天敵がいない生物が、本来あるはずの機能がなくなってくるということは時々あります。
例えばヤンバルクイナも、捕食する肉食獣がいませんでしたので、飛ぶ必要がなくなり、羽が退化したと考えられます。
と言うことで
前回の続き。
絞り羽根が1枚足りない35mm,F1.8
もちろん退化したわけではなく、これまでの修理の過程で紛失したのでしょうか。
かと言ってスペア部品もなかなか見つかりませんので、ここは作ってみるという方向で行ってみますか?
まずはピンの軸径を測定してみます。
1.33mmですか。
これはなかなか微妙な寸法ですね。
導線が軸に使えると思ったんですが、一番近いサイズが1.2mmですね。
0.13mmの差が、どのぐらい影響しますか。
しかし一番の問題は絞り羽根本体です。
他の部品取りした絞り羽根を成形して使ってみようかと思ったのですが、細かい成形が難しいですね。
絞り羽根はバネ鋼になっていますので、加工していると折れてしまいます。
特に穴を開けようとすると円になってくれません。
他にいい素材はないでしょうかとストックの部品を探していましたら、
これが行けるかも。
これは樹脂製の薄板です。
なんのカメラに使われていたのかは分かりませんが、これなら加工が容易ですし、板自体の強度も大丈夫でしょう。
ただ問題は、ピンの部分に強度を出せるかどうか。
開放測光の一眼レフ用のレンズでは有りませんので、高速で絞りが動くことも有りませんから、普通の動作での強度が出せればいいのですけど。
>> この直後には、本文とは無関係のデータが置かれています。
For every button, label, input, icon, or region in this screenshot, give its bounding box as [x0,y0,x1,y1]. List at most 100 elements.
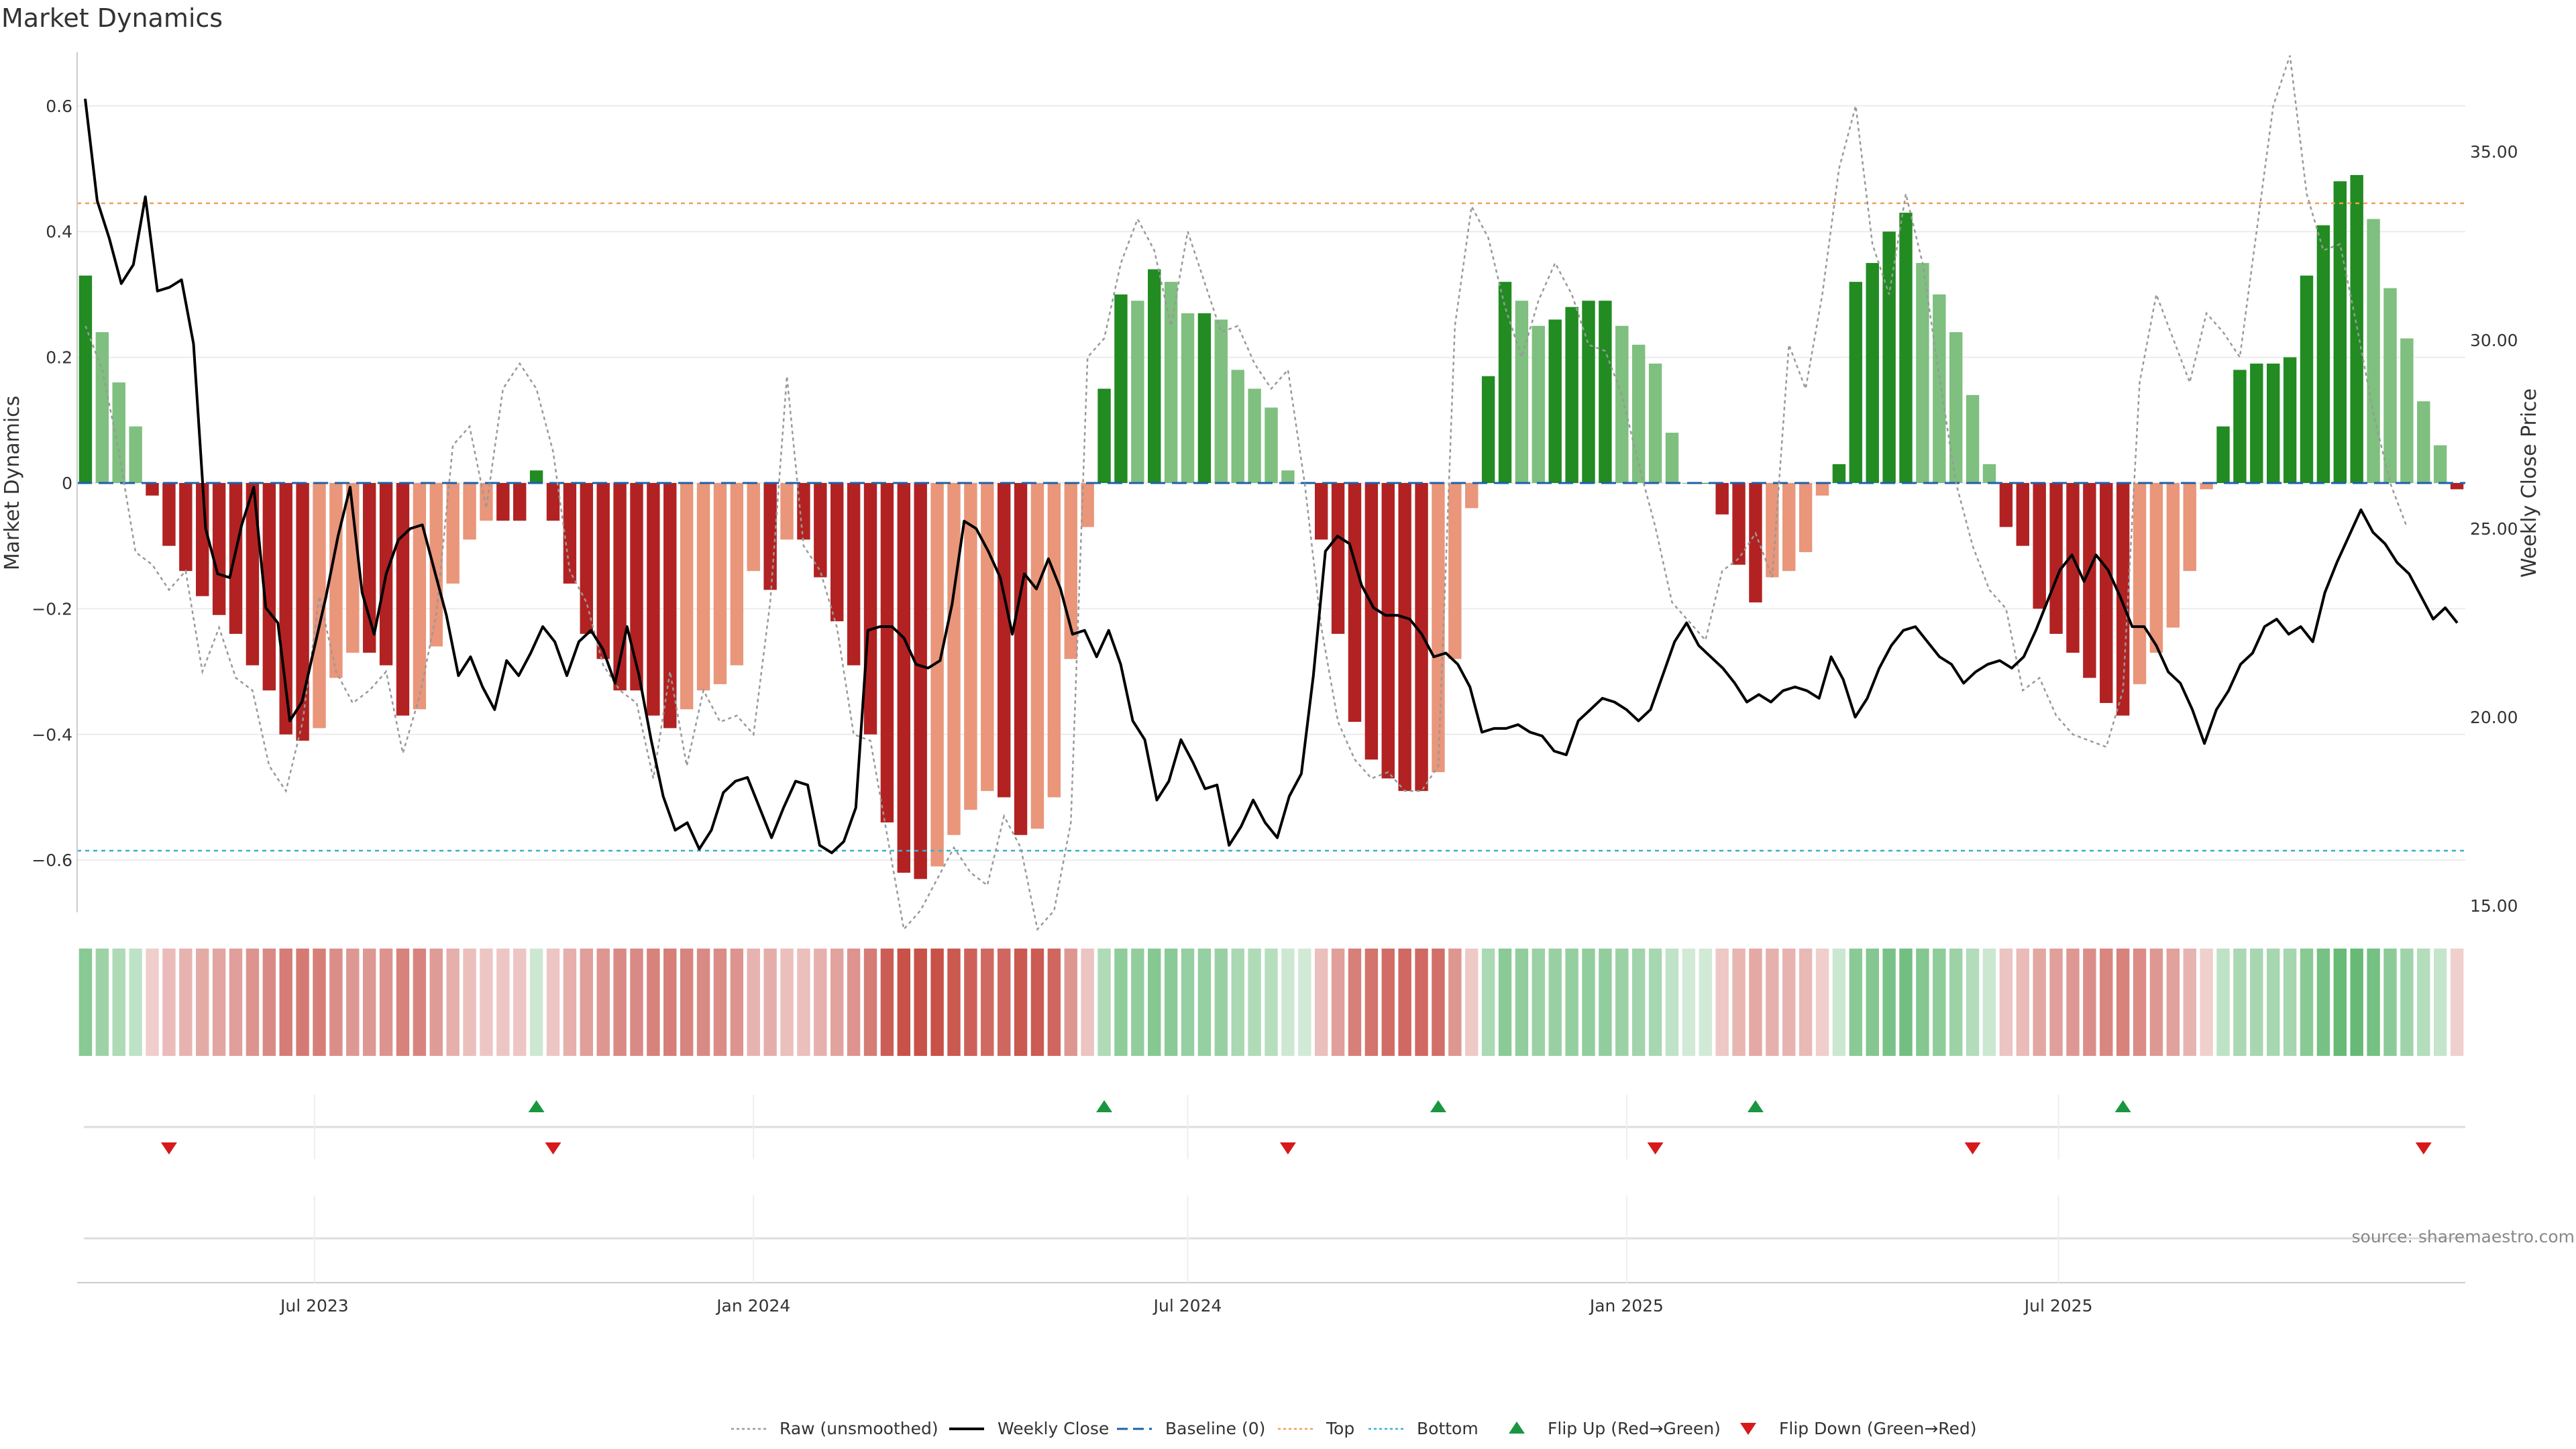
y-tick-right: 30.00 [2470,331,2518,350]
heat-cell [981,949,994,1056]
bar [446,483,460,584]
bar [1999,483,2013,527]
bar [1131,301,1144,483]
bar [1231,370,1244,483]
bar [2066,483,2080,653]
heat-cell [2033,949,2046,1056]
legend-item: Weekly Close [949,1419,1109,1438]
legend: Raw (unsmoothed) Weekly Close Baseline (0)… [731,1419,1977,1438]
heat-cell [196,949,209,1056]
legend-label: Baseline (0) [1165,1419,1265,1438]
bar [1815,483,1829,496]
bars-layer [78,174,2464,879]
bar [362,483,376,653]
bar [1081,483,1094,527]
x-tick-label: Jan 2024 [715,1296,790,1316]
heat-cell [546,949,560,1056]
heat-cell [1815,949,1829,1056]
heat-cell [78,949,93,1056]
heat-cell [1465,949,1479,1056]
heat-cell [379,949,393,1056]
heat-cell [1515,949,1529,1056]
bar [1699,483,1712,484]
heat-cell [563,949,577,1056]
legend-swatch-flip-up-icon [1509,1421,1525,1434]
heat-cell [446,949,460,1056]
bar [1766,483,1779,578]
bar [2183,483,2196,572]
y-axis-label-left: Market Dynamics [1,396,24,571]
legend-label: Flip Up (Red→Green) [1548,1419,1721,1438]
bar [313,483,326,729]
legend-item: Flip Up (Red→Green) [1509,1419,1721,1438]
heat-cell [1498,949,1512,1056]
bar [997,483,1011,798]
y-tick-left: 0.6 [46,97,72,116]
bar [396,483,410,716]
bar [1966,394,1980,483]
bar [2383,288,2397,483]
heat-cell [1381,949,1395,1056]
heat-cell [2350,949,2363,1056]
heat-cell [696,949,710,1056]
heat-cell [1364,949,1379,1056]
bar [1631,344,1646,483]
bar [2333,181,2347,483]
x-tick-label: Jul 2025 [2023,1296,2093,1316]
heat-cell [947,949,961,1056]
raw-series-line [85,55,2408,932]
heat-cell [2250,949,2263,1056]
bar [630,483,643,691]
bar [2316,225,2330,483]
bar [1281,470,1295,483]
bar [1548,319,1562,483]
heat-cell [112,949,125,1056]
bar [2083,483,2096,678]
bar [2300,275,2314,483]
heat-cell [2433,949,2447,1056]
heat-cell [914,949,927,1056]
heat-cell [2450,949,2464,1056]
bar [1415,483,1428,792]
bar [262,483,276,691]
y-tick-right: 20.00 [2470,708,2518,727]
bar [346,483,360,653]
bar [930,483,944,867]
bar [713,483,727,684]
heat-cell [2367,949,2380,1056]
heat-cell [847,949,861,1056]
bar [2100,483,2113,703]
heat-cell [2383,949,2397,1056]
heat-cell [1415,949,1428,1056]
heat-cell [1214,949,1228,1056]
legend-label: Bottom [1417,1419,1479,1438]
heat-cell [1665,949,1679,1056]
heat-cell [179,949,193,1056]
heat-cell [596,949,610,1056]
heat-cell [1866,949,1879,1056]
x-tick-label: Jul 2024 [1152,1296,1222,1316]
bar [546,483,560,521]
heat-cell [1248,949,1261,1056]
heat-cell [1615,949,1629,1056]
heat-cell [1148,949,1161,1056]
bar [680,483,694,710]
bar [463,483,476,540]
heat-cell [1715,949,1729,1056]
flip-down-marker [2415,1142,2432,1155]
heat-cell [930,949,944,1056]
heat-cell [1548,949,1562,1056]
bar [1331,483,1345,634]
bar [1515,301,1529,483]
bar [2133,483,2147,684]
heat-cell [1064,949,1077,1056]
x-tick-label: Jan 2025 [1589,1296,1664,1316]
flip-up-marker [1747,1100,1764,1112]
heat-cell [1648,949,1662,1056]
bar [2250,363,2263,483]
heat-cell [1014,949,1028,1056]
bar [1615,325,1629,483]
heat-cell [346,949,360,1056]
bar [2166,483,2180,628]
bar [1030,483,1044,829]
とりあえず切り出して、ピンの部分に1.2mmの導線を使って、作ってみましょう。
それを仮組みしてみます。
おお、なんか行けそうな気がしてきた。
ピンの部分に強度を出すために、少し焼いてみます。
ハンダゴテで導線を加熱して、ピンのまわりの樹脂を密着させてみました。
刺しただけより随分しっかり止まりましたが、それでも元の部品ほどの強度はないでしょうね。
しかしそこはオーナーさんに了解して頂いて、この方法で追い込んでいきましょう。
焼き留して、ある程度強度が出ましたので、組み直して動作を見てみましょう。
おお、なかなかいい感じ。
が、しかし、
開放から、5.6までは形がいいのですが、それ以上絞ると少し形が崩れてきますね。
しかし微妙なズレですからね。
どうやって直しましょうか。
とりあえず今回作ったものは予備として置いておいて、新たにもう1個作ってそれで追い込んでみましょう。
焼き留した時に、樹脂部分が柔らかくなりますので、その性質を利用して、0点何ミリかの調整ができるかもしれません。
しかし微妙。
あんまりやり過ぎても樹脂が焼けてしまうかもしれませんし…
位置を直しては組んで動作確認の繰り返しです。
だんだんコツは掴めてみましたよ。
これでどうですかね?
絞ってもいい形になってきました。
うん、ほんの少し形がズレることはありますが、ほぼいい感じで円形が作られるようになったと思います。
これでどうでしょうね。
オーナーさんに納得して頂けるといいのですけど。